En torno a la desconfianza existente en el sistema judicial por parte de la población, la ministra Donoso reflexionó: “Confiar cuesta mucho, pero desconfiar no cuesta nada. No podemos tapar el sol con un dedo (…) Con los grandes casos de corrupción que hemos conocido en el Poder Judicial, es muy difícil volver a tener confianza. ¿Qué debemos hacer? Creo firmemente en la transparencia; en la medida en que nuestra actuar sea transparente, en que se conozca lo máximo de nuestro trabajo, es posible que algún día se vuelva a tener confianza”.
Marco Constitucional
En cuanto al rol que juega el marco constitucional en la eficacia de los DD.HH. en Chile, el diputado, académico y abogado, Jaime Bassa, comentó que tanto los derechos humanos que se reconocen en los tratados internacionales, como los derechos fundamentales de nuestra Constitución, cumplen una función trascendental para la convivencia democrática. “En eso, el diseño constitucional es clave para garantizar no solamente una titularidad efectiva, sino que, además, un ejercicio que pueda ser garantizado para todos y todas, para todos los sectores de la sociedad, las distintas clases sociales, hombres y mujeres, diversidad y pueblos originarios. Y ahí el modelo de reconocimiento y protección constitucional juega un papel importante, para evitar compromisos parciales con ese catálogo de derechos fundamentales y que la garantía pueda ser efectivamente universal”.

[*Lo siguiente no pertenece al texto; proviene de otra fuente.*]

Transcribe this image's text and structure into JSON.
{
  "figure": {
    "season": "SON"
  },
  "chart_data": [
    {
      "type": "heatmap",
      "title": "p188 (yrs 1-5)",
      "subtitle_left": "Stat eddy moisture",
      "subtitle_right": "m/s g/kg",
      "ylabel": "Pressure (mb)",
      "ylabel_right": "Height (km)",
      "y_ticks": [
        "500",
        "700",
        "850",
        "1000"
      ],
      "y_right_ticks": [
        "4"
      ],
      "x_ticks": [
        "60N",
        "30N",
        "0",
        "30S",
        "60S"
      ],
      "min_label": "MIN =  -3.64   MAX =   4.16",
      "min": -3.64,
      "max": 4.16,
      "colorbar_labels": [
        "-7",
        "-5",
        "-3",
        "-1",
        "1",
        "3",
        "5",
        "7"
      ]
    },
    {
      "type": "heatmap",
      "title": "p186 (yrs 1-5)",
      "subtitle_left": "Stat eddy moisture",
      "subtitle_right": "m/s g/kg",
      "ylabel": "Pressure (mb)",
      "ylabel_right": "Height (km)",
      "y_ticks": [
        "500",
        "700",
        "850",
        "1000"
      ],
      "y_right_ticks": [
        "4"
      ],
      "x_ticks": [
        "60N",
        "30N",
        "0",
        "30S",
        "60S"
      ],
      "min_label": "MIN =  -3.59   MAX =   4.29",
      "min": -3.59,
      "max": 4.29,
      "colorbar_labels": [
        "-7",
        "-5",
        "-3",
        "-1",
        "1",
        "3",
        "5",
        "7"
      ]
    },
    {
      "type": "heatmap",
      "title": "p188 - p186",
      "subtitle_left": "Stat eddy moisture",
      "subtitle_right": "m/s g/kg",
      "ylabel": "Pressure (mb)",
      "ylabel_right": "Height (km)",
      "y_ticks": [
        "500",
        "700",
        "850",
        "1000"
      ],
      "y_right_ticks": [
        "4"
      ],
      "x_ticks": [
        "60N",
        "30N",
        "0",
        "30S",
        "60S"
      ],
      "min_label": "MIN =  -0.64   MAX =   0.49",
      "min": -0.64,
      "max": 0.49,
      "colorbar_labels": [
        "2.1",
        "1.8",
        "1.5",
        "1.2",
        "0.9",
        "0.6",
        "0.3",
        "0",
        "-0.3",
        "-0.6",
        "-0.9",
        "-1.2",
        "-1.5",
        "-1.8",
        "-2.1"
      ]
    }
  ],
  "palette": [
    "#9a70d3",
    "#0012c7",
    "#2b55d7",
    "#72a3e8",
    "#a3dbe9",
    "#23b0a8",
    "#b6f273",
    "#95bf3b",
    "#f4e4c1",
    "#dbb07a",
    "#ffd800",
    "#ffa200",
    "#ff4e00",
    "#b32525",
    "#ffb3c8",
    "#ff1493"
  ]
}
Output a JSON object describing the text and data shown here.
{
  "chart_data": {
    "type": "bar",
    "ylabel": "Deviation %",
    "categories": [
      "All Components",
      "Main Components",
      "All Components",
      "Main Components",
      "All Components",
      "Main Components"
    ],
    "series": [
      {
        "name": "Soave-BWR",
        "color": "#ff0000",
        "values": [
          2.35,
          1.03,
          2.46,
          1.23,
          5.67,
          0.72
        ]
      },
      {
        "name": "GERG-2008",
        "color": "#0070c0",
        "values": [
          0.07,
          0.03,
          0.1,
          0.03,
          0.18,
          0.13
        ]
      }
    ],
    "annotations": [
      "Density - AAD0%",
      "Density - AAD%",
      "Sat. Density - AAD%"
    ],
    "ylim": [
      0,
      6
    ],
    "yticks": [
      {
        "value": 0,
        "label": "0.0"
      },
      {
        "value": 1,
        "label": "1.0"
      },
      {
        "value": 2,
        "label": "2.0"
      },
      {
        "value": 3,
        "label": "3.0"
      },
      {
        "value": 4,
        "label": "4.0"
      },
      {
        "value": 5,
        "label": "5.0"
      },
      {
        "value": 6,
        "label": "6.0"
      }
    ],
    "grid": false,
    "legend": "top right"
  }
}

Sobre la principal deuda del Estado en materia de garantía de derechos, aseveró que la misma está vinculada con las condiciones materiales efectivas para que todas las personas que son titulares formales de derechos fundamentales, los puedan ejercer, “porque en un país tan desigual como éste, donde el origen social y el género es tan determinante, las condiciones materiales son un mínimo que el Estado deberá garantizar para que esos derechos se puedan ejercer en condiciones de igualdad”.

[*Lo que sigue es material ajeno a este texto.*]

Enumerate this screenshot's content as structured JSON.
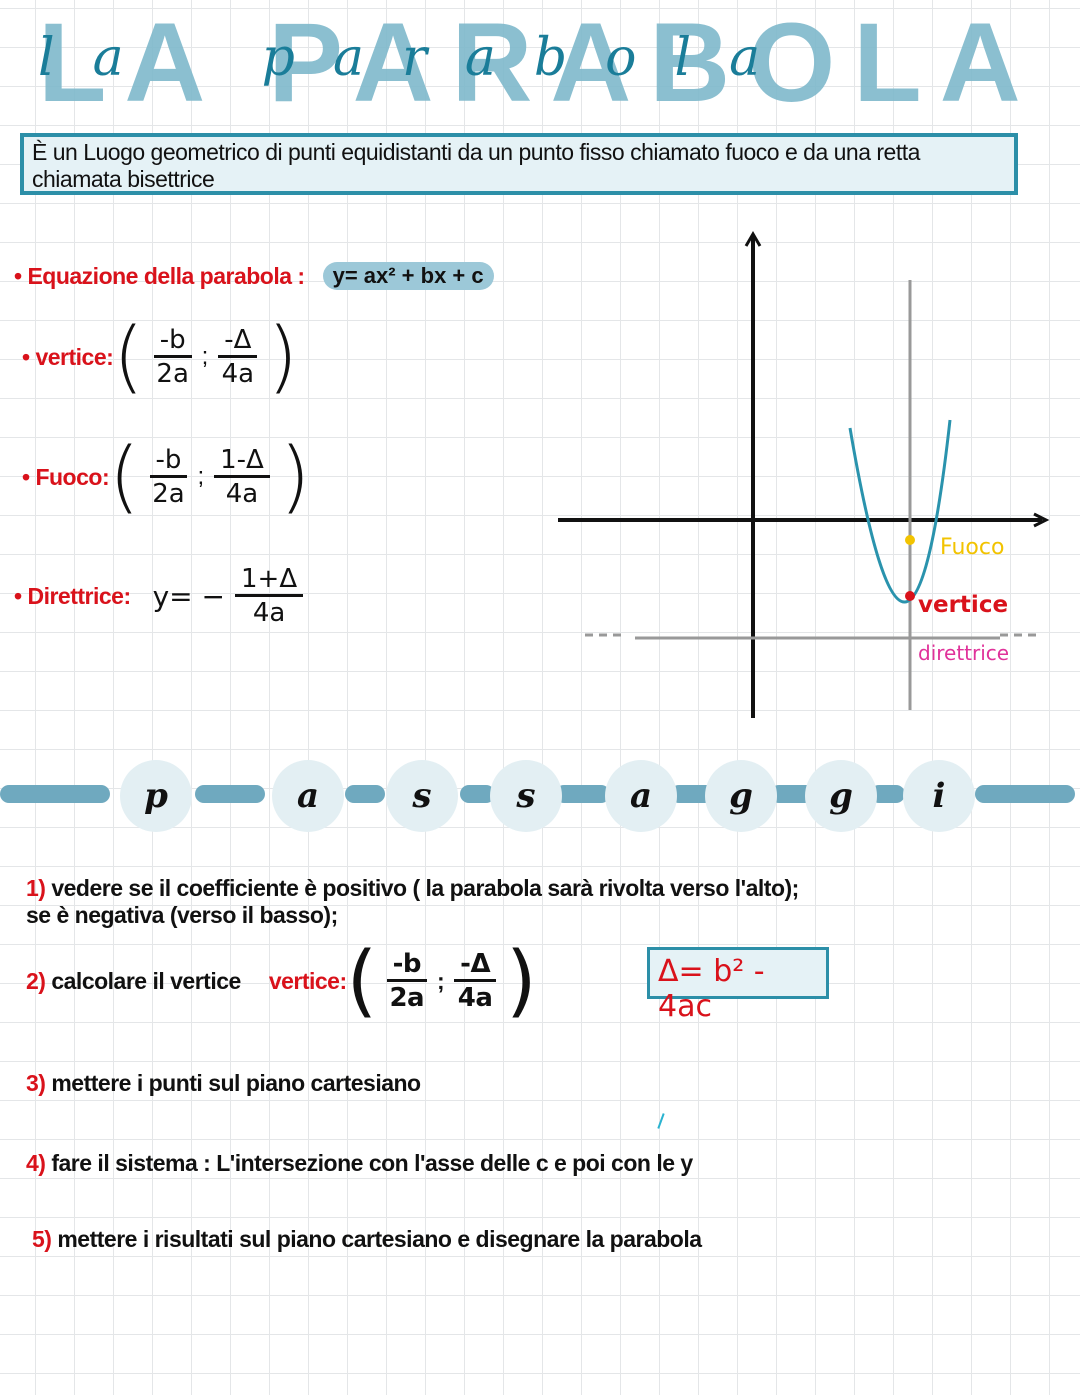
{
  "title": {
    "text": "LA PARABOLA",
    "script_letters": [
      "l",
      "a",
      "p",
      "a",
      "r",
      "a",
      "b",
      "o",
      "l",
      "a"
    ]
  },
  "definition": "È un Luogo geometrico di punti equidistanti da un punto fisso chiamato fuoco e da una retta chiamata bisettrice",
  "equation": {
    "label": "Equazione della parabola :",
    "formula": "y= ax² + bx + c"
  },
  "vertice": {
    "label": "vertice:",
    "x_num": "-b",
    "x_den": "2a",
    "sep": ";",
    "y_num": "-Δ",
    "y_den": "4a"
  },
  "fuoco": {
    "label": "Fuoco:",
    "x_num": "-b",
    "x_den": "2a",
    "sep": ";",
    "y_num": "1-Δ",
    "y_den": "4a"
  },
  "direttrice": {
    "label": "Direttrice:",
    "prefix": "y= −",
    "num": "1+Δ",
    "den": "4a"
  },
  "graph": {
    "labels": {
      "fuoco": "Fuoco",
      "vertice": "vertice",
      "direttrice": "direttrice"
    },
    "colors": {
      "curve": "#2a93ad",
      "fuoco": "#f2c300",
      "vertice": "#d9121b",
      "direttrice": "#e0329a"
    }
  },
  "passaggi": {
    "letters": [
      "p",
      "a",
      "s",
      "s",
      "a",
      "g",
      "g",
      "i"
    ]
  },
  "steps": [
    {
      "num": "1)",
      "text": "vedere se il coefficiente è positivo ( la parabola sarà rivolta verso l'alto);",
      "text2": "se è negativa (verso il basso);"
    },
    {
      "num": "2)",
      "text": "calcolare il vertice",
      "vlabel": "vertice:",
      "x_num": "-b",
      "x_den": "2a",
      "sep": ";",
      "y_num": "-Δ",
      "y_den": "4a",
      "delta": "Δ= b² - 4ac"
    },
    {
      "num": "3)",
      "text": "mettere i punti sul piano cartesiano"
    },
    {
      "num": "4)",
      "text": "fare il sistema : L'intersezione con l'asse delle c e poi con le y"
    },
    {
      "num": "5)",
      "text": "mettere i risultati sul piano cartesiano e disegnare la parabola"
    }
  ]
}
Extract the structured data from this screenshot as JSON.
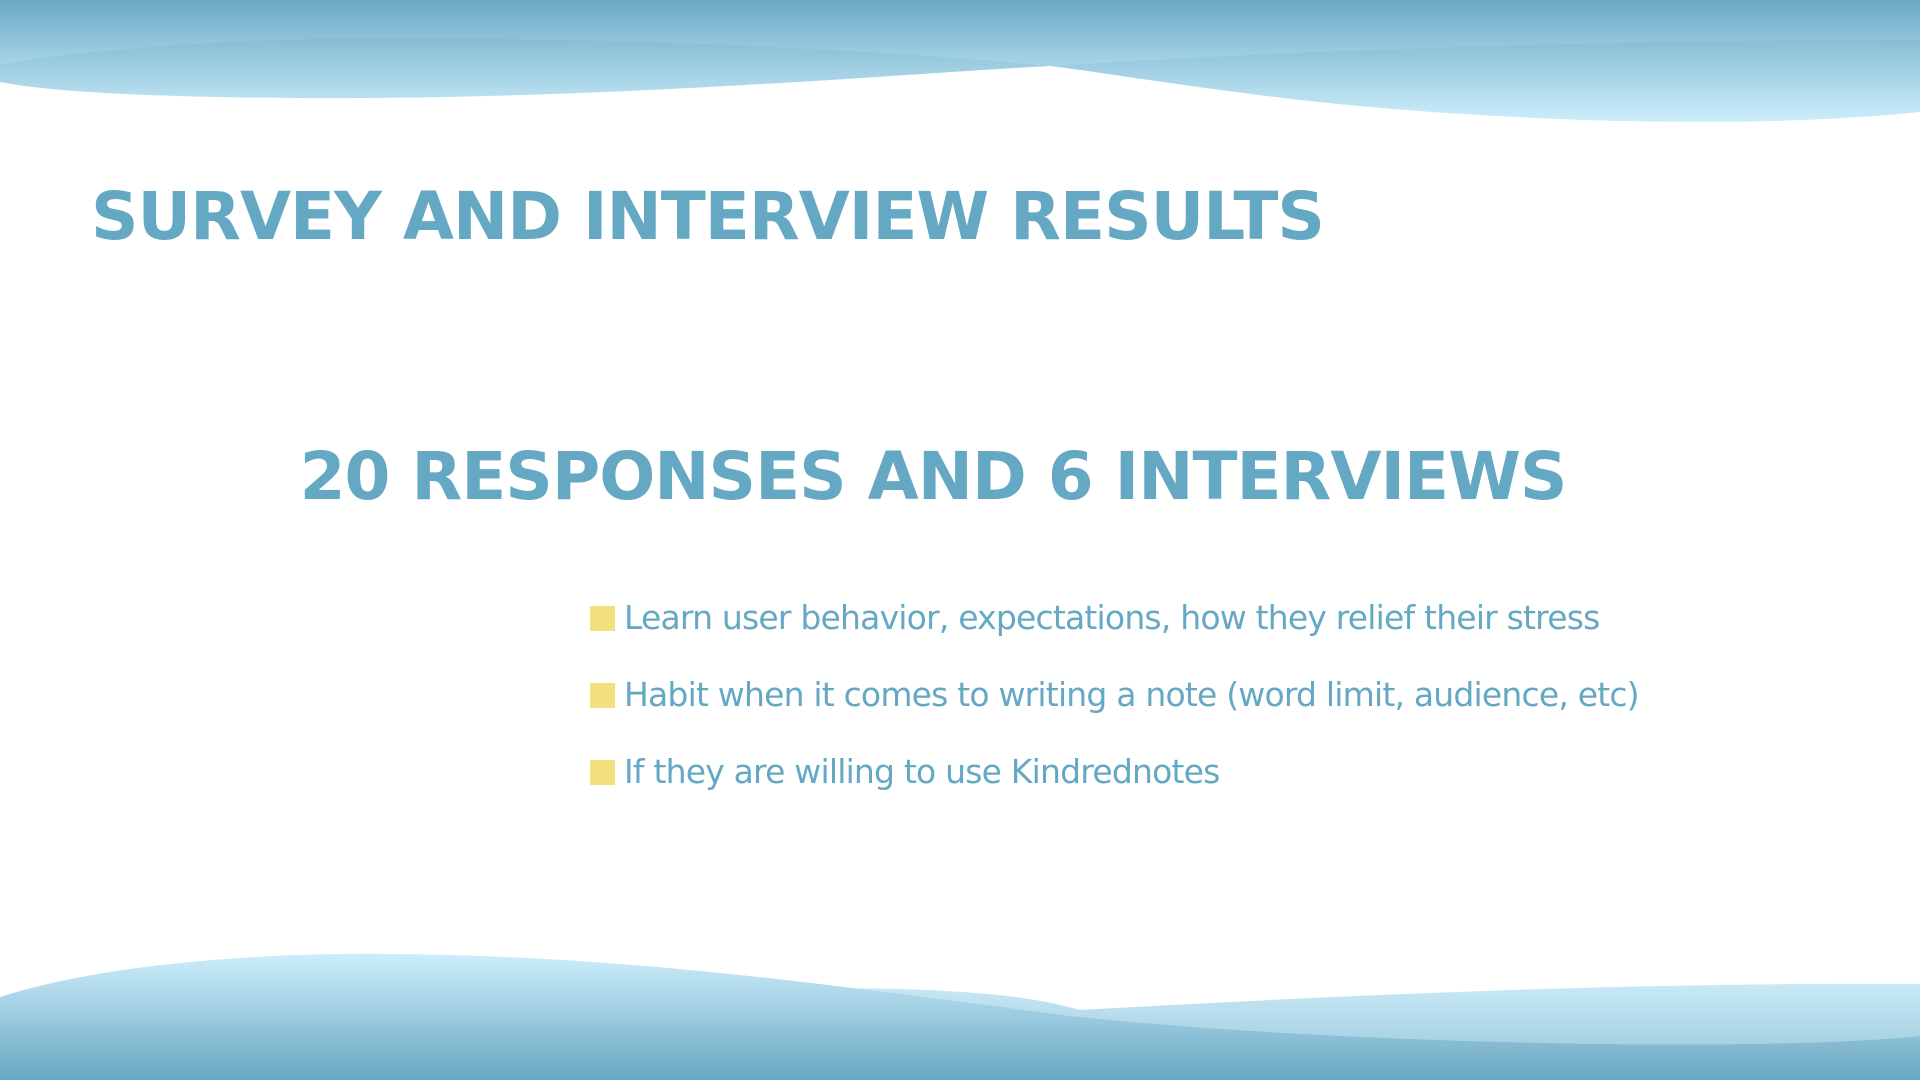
{
  "slide": {
    "title": "SURVEY AND INTERVIEW RESULTS",
    "headline": "20 RESPONSES AND 6 INTERVIEWS",
    "bullets": [
      "Learn user behavior, expectations, how they relief their stress",
      "Habit when it comes to writing a note (word limit, audience, etc)",
      "If they are willing to use Kindrednotes"
    ]
  },
  "colors": {
    "text": "#64a8c3",
    "bullet_marker": "#f5e07e",
    "wave_dark": "#67a5c0",
    "wave_light": "#cfeefa",
    "background": "#ffffff"
  }
}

Y en relación a cómo es posible avanzar en mecanismos que aseguren el reconocimiento y la materialización de los derechos, consideró fundamental avanzar hacia una articulación entre los poderes políticos y la organización de la sociedad civil. “Los poderes políticos no siempre avanzan con la velocidad que la ciudadanía espera. Efectivamente, esa trenza, esa articulación entre la realidad social y los ritmos de la política, es fundamental para que las leyes puedan responder a tiempo ante los requerimientos”.
Práctica Jurídica
Por su parte, el académico de Derecho UPLA y abogado litigante, Ewald Meyer, analizó la principal barrera que enfrentan las personas para hacer valer sus derechos, y concluyó que la misma tiene relación con la calidad de los operadores jurídicos, “porque la información está, las instituciones están, están accesibles a todos, pero desde la práctica, los operadores a veces impiden que puedan ejercer correctamente sus derechos. Y no estamos hablando solamente de un proceso de iniciar alguna acción destinada a resguardarlos, sino que realmente se garanticen y se resuelvan los conflictos conforme a los estándares que existen en el ordenamiento jurídico”.

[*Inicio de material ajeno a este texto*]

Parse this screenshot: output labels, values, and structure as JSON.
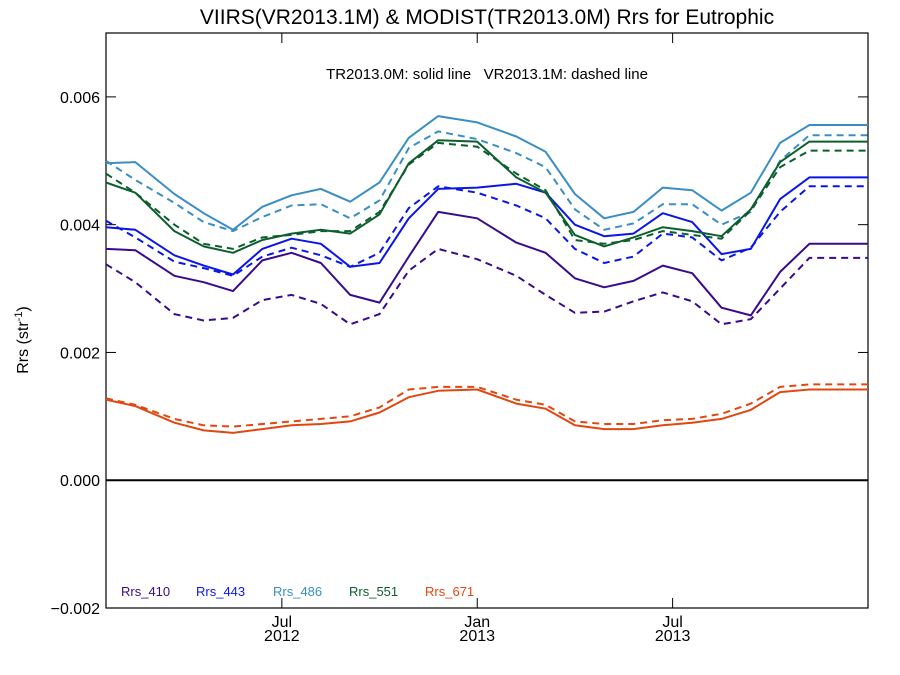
{
  "chart_data": {
    "type": "line",
    "title": "VIIRS(VR2013.1M) & MODIST(TR2013.0M)  Rrs for Eutrophic",
    "annotation": "TR2013.0M: solid line   VR2013.1M: dashed line",
    "ylabel": "Rrs (str-1)",
    "ylabel_main": "Rrs (str",
    "ylabel_sup": "-1",
    "ylabel_close": ")",
    "ylim": [
      -0.002,
      0.007
    ],
    "yticks": [
      -0.002,
      0.0,
      0.002,
      0.004,
      0.006
    ],
    "ytick_labels": [
      "−0.002",
      "0.000",
      "0.002",
      "0.004",
      "0.006"
    ],
    "xlim": [
      0,
      39
    ],
    "xtick_month_labels": [
      "Jul",
      "Jan",
      "Jul"
    ],
    "xtick_year_labels": [
      "2012",
      "2013",
      "2013"
    ],
    "xtick_positions": [
      9,
      19,
      29
    ],
    "zero_line": true,
    "grid": false,
    "legend_position": "bottom-left",
    "x": [
      0,
      1.5,
      3.5,
      5,
      6.5,
      8,
      9.5,
      11,
      12.5,
      14,
      15.5,
      17,
      19,
      21,
      22.5,
      24,
      25.5,
      27,
      28.5,
      30,
      31.5,
      33,
      34.5,
      36,
      39
    ],
    "series": [
      {
        "name": "Rrs_410",
        "style": "solid",
        "color": "#3a0a8c",
        "values": [
          0.00362,
          0.0036,
          0.0032,
          0.0031,
          0.00296,
          0.00344,
          0.00356,
          0.0034,
          0.0029,
          0.00278,
          0.0035,
          0.0042,
          0.0041,
          0.00372,
          0.00356,
          0.00316,
          0.00302,
          0.00312,
          0.00336,
          0.00324,
          0.0027,
          0.00258,
          0.00326,
          0.0037,
          0.0037
        ]
      },
      {
        "name": "Rrs_410",
        "style": "dashed",
        "color": "#3a0a8c",
        "values": [
          0.00338,
          0.0031,
          0.0026,
          0.0025,
          0.00254,
          0.00282,
          0.0029,
          0.00276,
          0.00244,
          0.0026,
          0.00328,
          0.00362,
          0.00346,
          0.0032,
          0.0029,
          0.00262,
          0.00264,
          0.0028,
          0.00294,
          0.0028,
          0.00244,
          0.00252,
          0.003,
          0.00348,
          0.00348
        ]
      },
      {
        "name": "Rrs_443",
        "style": "solid",
        "color": "#0a16e8",
        "values": [
          0.00396,
          0.00392,
          0.00352,
          0.00336,
          0.00322,
          0.00362,
          0.00378,
          0.0037,
          0.00334,
          0.0034,
          0.0041,
          0.00456,
          0.00458,
          0.00464,
          0.0045,
          0.004,
          0.00382,
          0.00386,
          0.00418,
          0.00404,
          0.00354,
          0.00362,
          0.0044,
          0.00474,
          0.00474
        ]
      },
      {
        "name": "Rrs_443",
        "style": "dashed",
        "color": "#0a16e8",
        "values": [
          0.00406,
          0.0038,
          0.00342,
          0.00332,
          0.0032,
          0.0035,
          0.00364,
          0.00352,
          0.00334,
          0.00356,
          0.00426,
          0.0046,
          0.0045,
          0.0043,
          0.0041,
          0.00362,
          0.0034,
          0.0035,
          0.00386,
          0.0038,
          0.00344,
          0.00364,
          0.0042,
          0.0046,
          0.0046
        ]
      },
      {
        "name": "Rrs_486",
        "style": "solid",
        "color": "#3a8ec4",
        "values": [
          0.00496,
          0.00498,
          0.00448,
          0.00418,
          0.00392,
          0.00428,
          0.00446,
          0.00456,
          0.00436,
          0.00466,
          0.00536,
          0.0057,
          0.0056,
          0.00538,
          0.00514,
          0.00448,
          0.0041,
          0.0042,
          0.00458,
          0.00454,
          0.00422,
          0.0045,
          0.00528,
          0.00556,
          0.00556
        ]
      },
      {
        "name": "Rrs_486",
        "style": "dashed",
        "color": "#3a8ec4",
        "values": [
          0.005,
          0.0047,
          0.00434,
          0.00404,
          0.0039,
          0.00412,
          0.0043,
          0.00432,
          0.0041,
          0.00438,
          0.0052,
          0.00546,
          0.00534,
          0.00512,
          0.0049,
          0.00424,
          0.00392,
          0.00402,
          0.00432,
          0.00432,
          0.004,
          0.0042,
          0.005,
          0.0054,
          0.0054
        ]
      },
      {
        "name": "Rrs_551",
        "style": "solid",
        "color": "#0d5e2e",
        "values": [
          0.00466,
          0.0045,
          0.0039,
          0.00366,
          0.00356,
          0.00376,
          0.00386,
          0.00392,
          0.00386,
          0.00416,
          0.00496,
          0.00532,
          0.0053,
          0.00474,
          0.0045,
          0.00384,
          0.00366,
          0.0038,
          0.00396,
          0.0039,
          0.00382,
          0.00424,
          0.00498,
          0.0053,
          0.0053
        ]
      },
      {
        "name": "Rrs_551",
        "style": "dashed",
        "color": "#0d5e2e",
        "values": [
          0.0048,
          0.0045,
          0.004,
          0.0037,
          0.00362,
          0.0038,
          0.00384,
          0.0039,
          0.0039,
          0.0042,
          0.00494,
          0.00528,
          0.00522,
          0.0048,
          0.00454,
          0.00376,
          0.0037,
          0.00376,
          0.0039,
          0.00384,
          0.00378,
          0.00422,
          0.0049,
          0.00516,
          0.00516
        ]
      },
      {
        "name": "Rrs_671",
        "style": "solid",
        "color": "#e2470f",
        "values": [
          0.00126,
          0.00116,
          0.0009,
          0.00078,
          0.00074,
          0.0008,
          0.00086,
          0.00088,
          0.00092,
          0.00106,
          0.0013,
          0.0014,
          0.00142,
          0.0012,
          0.00112,
          0.00086,
          0.0008,
          0.0008,
          0.00086,
          0.0009,
          0.00096,
          0.0011,
          0.00138,
          0.00142,
          0.00142
        ]
      },
      {
        "name": "Rrs_671",
        "style": "dashed",
        "color": "#e2470f",
        "values": [
          0.00128,
          0.00118,
          0.00096,
          0.00086,
          0.00084,
          0.00088,
          0.00092,
          0.00096,
          0.001,
          0.00114,
          0.00142,
          0.00146,
          0.00146,
          0.00126,
          0.00118,
          0.00092,
          0.00088,
          0.00088,
          0.00094,
          0.00096,
          0.00104,
          0.0012,
          0.00146,
          0.0015,
          0.0015
        ]
      }
    ],
    "legend": [
      {
        "label": "Rrs_410",
        "color": "#3a0a8c"
      },
      {
        "label": "Rrs_443",
        "color": "#0a16e8"
      },
      {
        "label": "Rrs_486",
        "color": "#3a8ec4"
      },
      {
        "label": "Rrs_551",
        "color": "#0d5e2e"
      },
      {
        "label": "Rrs_671",
        "color": "#e2470f"
      }
    ]
  }
}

Finalmente, sobre cómo dialoga la teoría del Derecho con la práctica en materia de DD.HH., Meyer planteó la necesidad fundamental de armonizar la teoría con la práctica, “porque, en primer lugar, es necesario comprender un problema antes de trazar distintas hipótesis de solución y, en ese sentido, la teoría tiene que ser reforzada para poder comprender realmente los problemas de relevancia jurídica. De otra manera, no se pueden diseñar soluciones efectivas”.